KG Berlin, Urt. v. 26.9.2011, 24 U 111/10, II.A.2.a (= WRP 2012, 102)

Geht es um die wettbewerbsrechtliche Beurteilung eines Verhaltens bei der Gewinnung von Kunden, ist Marktort der Ort, an dem auf die Entschließung des Kunden eingewirkt werden soll. Dort soll das Wettbewerbsrecht unlauteres Konkurrenzverhalten verhindern; auf diesen Ort bezieht sich auch das durch das Wettbewerbsrecht ebenfalls geschützte Interesse der Allgemeinheit an einem lauteren Wettbewerb (Köhler in Köhler/Bornkamm Einl. UWG Rdnr. 5.5; BGH, Urt. v. 11.2.2010, I ZR 85/08, Tz. 10 – Ausschreibung in Bulgarien).
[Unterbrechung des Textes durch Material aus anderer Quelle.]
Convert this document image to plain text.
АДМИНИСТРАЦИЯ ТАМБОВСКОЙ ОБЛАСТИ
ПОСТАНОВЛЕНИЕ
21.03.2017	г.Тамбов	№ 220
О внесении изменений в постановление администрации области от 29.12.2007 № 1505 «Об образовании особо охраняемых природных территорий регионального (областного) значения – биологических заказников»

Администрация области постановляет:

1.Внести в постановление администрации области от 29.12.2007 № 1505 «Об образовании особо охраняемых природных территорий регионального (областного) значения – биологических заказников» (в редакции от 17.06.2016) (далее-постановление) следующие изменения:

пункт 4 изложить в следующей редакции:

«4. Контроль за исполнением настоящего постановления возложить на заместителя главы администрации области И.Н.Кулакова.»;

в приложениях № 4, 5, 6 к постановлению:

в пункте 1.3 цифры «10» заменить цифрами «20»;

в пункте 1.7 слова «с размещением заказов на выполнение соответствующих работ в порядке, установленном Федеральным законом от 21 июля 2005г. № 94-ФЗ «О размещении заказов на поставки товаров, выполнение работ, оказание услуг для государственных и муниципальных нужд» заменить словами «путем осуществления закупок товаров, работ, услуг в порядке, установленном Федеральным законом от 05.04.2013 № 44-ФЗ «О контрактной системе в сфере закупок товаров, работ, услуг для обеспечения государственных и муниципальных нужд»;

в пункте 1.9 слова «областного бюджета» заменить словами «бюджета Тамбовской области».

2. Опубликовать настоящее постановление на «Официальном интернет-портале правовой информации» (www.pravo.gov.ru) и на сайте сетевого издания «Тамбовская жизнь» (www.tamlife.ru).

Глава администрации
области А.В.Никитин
Die für das allgemeine Deliktsrecht in Art. 40 Abs. 2 EGBGB vorgesehene Sonderanknüpfung an das gemeinsame Heimatrecht von Verletzer und Verletztem gilt im Bereich des Wettbewerbsrechts nicht (BGH – Ausschreibung in Bulgarien – Rdnr. 11).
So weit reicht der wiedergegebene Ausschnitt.